State Senator Catharine Young is seeking re-election to the 57th district, which includes Chautauqua, Cattaraugus and Allegany counties and parts of Livingston county.
Young worked to stop tax hikes proposed by NYS Assembly Speaker Sheldon Silver, voted to cut taxes on small businesses and manufacturers, in an effort to create more jobs, advanced the 2 percent property tax cap to reign in property taxes and controlled state spending, through budgeting.
“Voters expect and deserve positive results, which we have been able to accomplish by working in a bi-partisan partnership with Governor Andrew Cuomo,” she said. “Although we have made progress, there is much more that needs to be done to grow jobs and make New York’s business climate competitive. It is a combination of eliminating burdensome red tape and laws that impede economic growth, reducing our tax burden and establishing common sense incentives.”
Young co-sponsored a job creation incentive package that included tax cuts and job creation credits, tax reductions for small business and manufacturers, a job creation credit-based on new job-related personal income taxes, and a repeal of a 500 percent hike in utility taxes. The plan has passed the Senate.
“We need to rev up the economy and create private sector jobs to get people back to work and have career opportunities, so our young people can stay [in New York state] after they graduate.

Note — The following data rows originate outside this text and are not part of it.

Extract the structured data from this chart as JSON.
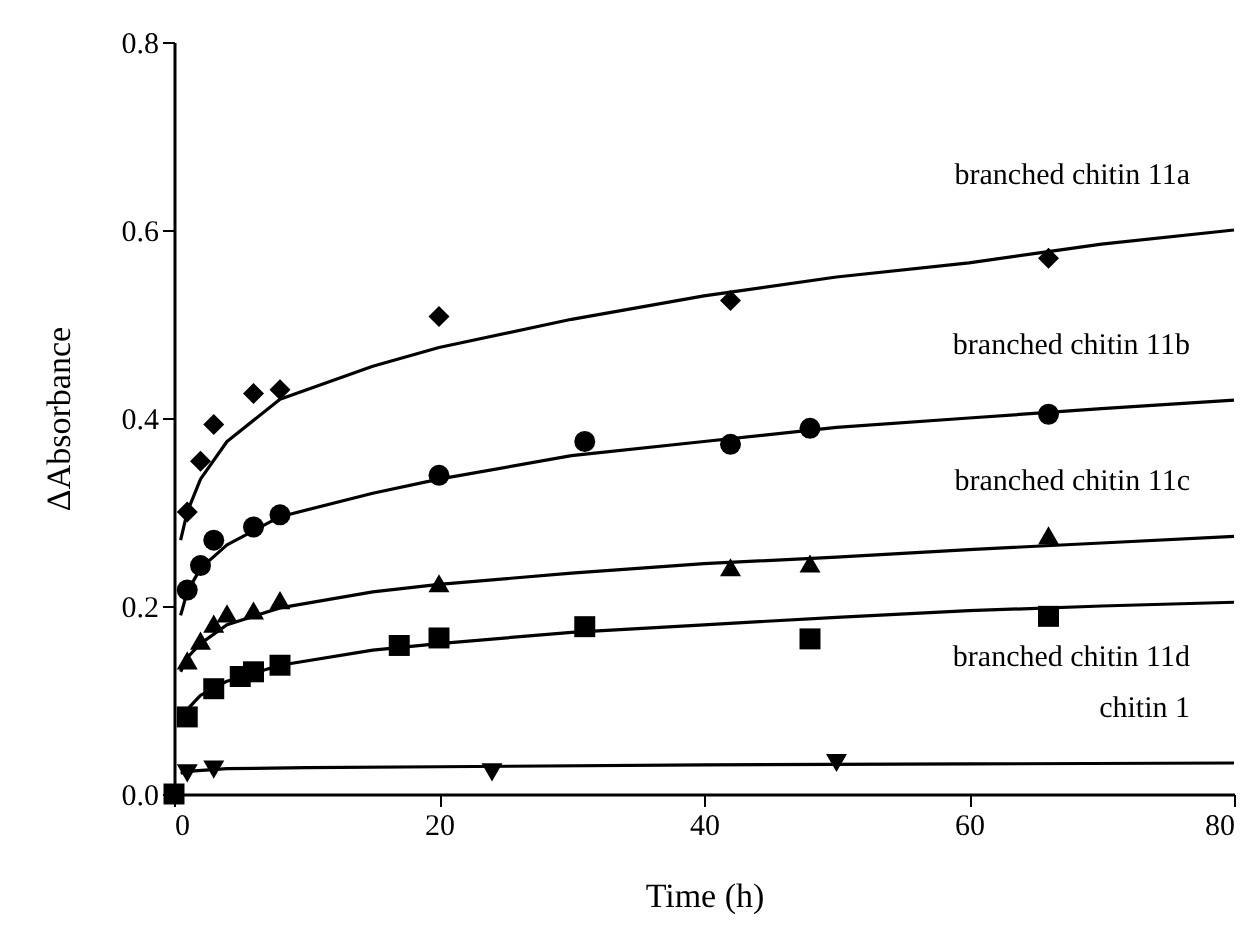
{
  "chart_data": {
    "type": "scatter",
    "xlabel": "Time (h)",
    "ylabel": "ΔAbsorbance",
    "xlim": [
      0,
      80
    ],
    "xticks": [
      0,
      20,
      40,
      60,
      80
    ],
    "ylim": [
      0,
      0.8
    ],
    "yticks": [
      {
        "value": 0,
        "label": "0.0"
      },
      0.2,
      0.4,
      0.6,
      0.8
    ],
    "grid": false,
    "series": [
      {
        "marker": "diamond",
        "color": "#000000",
        "x": [
          1,
          2,
          3,
          6,
          8,
          20,
          42,
          66
        ],
        "values": [
          0.3,
          0.354,
          0.393,
          0.426,
          0.43,
          0.508,
          0.525,
          0.57
        ]
      },
      {
        "marker": "circle",
        "color": "#000000",
        "x": [
          1,
          2,
          3,
          6,
          8,
          20,
          31,
          42,
          48,
          66
        ],
        "values": [
          0.217,
          0.243,
          0.27,
          0.284,
          0.297,
          0.339,
          0.375,
          0.372,
          0.389,
          0.404
        ]
      },
      {
        "marker": "triangle",
        "color": "#000000",
        "x": [
          1,
          2,
          3,
          4,
          6,
          8,
          20,
          42,
          48,
          66
        ],
        "values": [
          0.139,
          0.16,
          0.178,
          0.189,
          0.192,
          0.203,
          0.221,
          0.238,
          0.242,
          0.272
        ]
      },
      {
        "marker": "square",
        "color": "#000000",
        "x": [
          0,
          1,
          3,
          5,
          6,
          8,
          17,
          20,
          31,
          48,
          66
        ],
        "values": [
          0,
          0.082,
          0.112,
          0.125,
          0.13,
          0.137,
          0.158,
          0.166,
          0.178,
          0.165,
          0.189
        ]
      },
      {
        "marker": "triangle-down",
        "color": "#000000",
        "x": [
          1,
          3,
          24,
          50
        ],
        "values": [
          0.022,
          0.026,
          0.023,
          0.033
        ]
      },
      {
        "type": "line",
        "name": "branched chitin 11a",
        "line_style": "solid",
        "color": "#000000",
        "x": [
          0.5,
          1,
          2,
          4,
          8,
          15,
          20,
          30,
          40,
          50,
          60,
          70,
          80
        ],
        "values": [
          0.27,
          0.3,
          0.335,
          0.375,
          0.42,
          0.455,
          0.475,
          0.505,
          0.53,
          0.55,
          0.565,
          0.585,
          0.6
        ]
      },
      {
        "type": "line",
        "name": "branched chitin 11b",
        "line_style": "solid",
        "color": "#000000",
        "x": [
          0.5,
          1,
          2,
          4,
          8,
          15,
          20,
          30,
          40,
          50,
          60,
          70,
          80
        ],
        "values": [
          0.19,
          0.215,
          0.24,
          0.265,
          0.295,
          0.32,
          0.335,
          0.36,
          0.375,
          0.39,
          0.4,
          0.41,
          0.419
        ]
      },
      {
        "type": "line",
        "name": "branched chitin 11c",
        "line_style": "solid",
        "color": "#000000",
        "x": [
          0.5,
          1,
          2,
          4,
          8,
          15,
          20,
          30,
          40,
          50,
          60,
          70,
          80
        ],
        "values": [
          0.13,
          0.145,
          0.16,
          0.18,
          0.198,
          0.215,
          0.223,
          0.235,
          0.245,
          0.252,
          0.26,
          0.267,
          0.274
        ]
      },
      {
        "type": "line",
        "name": "branched chitin 11d",
        "line_style": "solid",
        "color": "#000000",
        "x": [
          0.5,
          1,
          2,
          4,
          8,
          15,
          20,
          30,
          40,
          50,
          60,
          70,
          80
        ],
        "values": [
          0.08,
          0.09,
          0.105,
          0.12,
          0.137,
          0.153,
          0.16,
          0.172,
          0.18,
          0.188,
          0.195,
          0.2,
          0.204
        ]
      },
      {
        "type": "line",
        "name": "chitin 1",
        "line_style": "solid",
        "color": "#000000",
        "x": [
          0.5,
          1,
          4,
          10,
          20,
          40,
          60,
          80
        ],
        "values": [
          0.022,
          0.024,
          0.027,
          0.028,
          0.029,
          0.031,
          0.032,
          0.033
        ]
      }
    ]
  }
}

I am committed to advancing common sense policies to achieve these goals,” she said.
Young has been endorsed by the Business Council of New York State, Unshackle Upstate and the National Federation of Independent Businesses. She is a member of the Farm Bureau’s Circle of Friends.
Young is the Senate liaison to the executive chamber; chair of the standing committee on housing, construction and community development and chair of the bipartisan commission on rural resources. She also is a member of committees, including finance, health, agriculture, environmental conservation, transportation, insurance and children and families.
Young ranks No. 1 in having the most legislation passed in the Senate, during the past two years, with 125 of her bills’ being approved. She ranks first in the state Legislature for passing two-house bills, with 56 of her initiatives’ being approved by both the Republican-led Senate and Democrat-controlled Assembly in the 2011 and 2012 sessions, according to data compiled by the New York State Public Interest Research Group.
She also negotiated several of her initiatives in the final state budgets, including a tax abatement that is revitalizing downtowns by incentivizing private sector investment to restore historic buildings and bring in small businesses and commerce. She also spearheaded funding for a telehealth demonstration project, to increase rural access to health care by allowing senior citizens to stay in their homes longer.
“We can and we must restore hope, opportunity and prosperity, by making New York state an affordable place to live, work, do business and raise a family,” she said.
Young, who is running unopposed, is endorsed by the Republican, Conservative and Independence parties.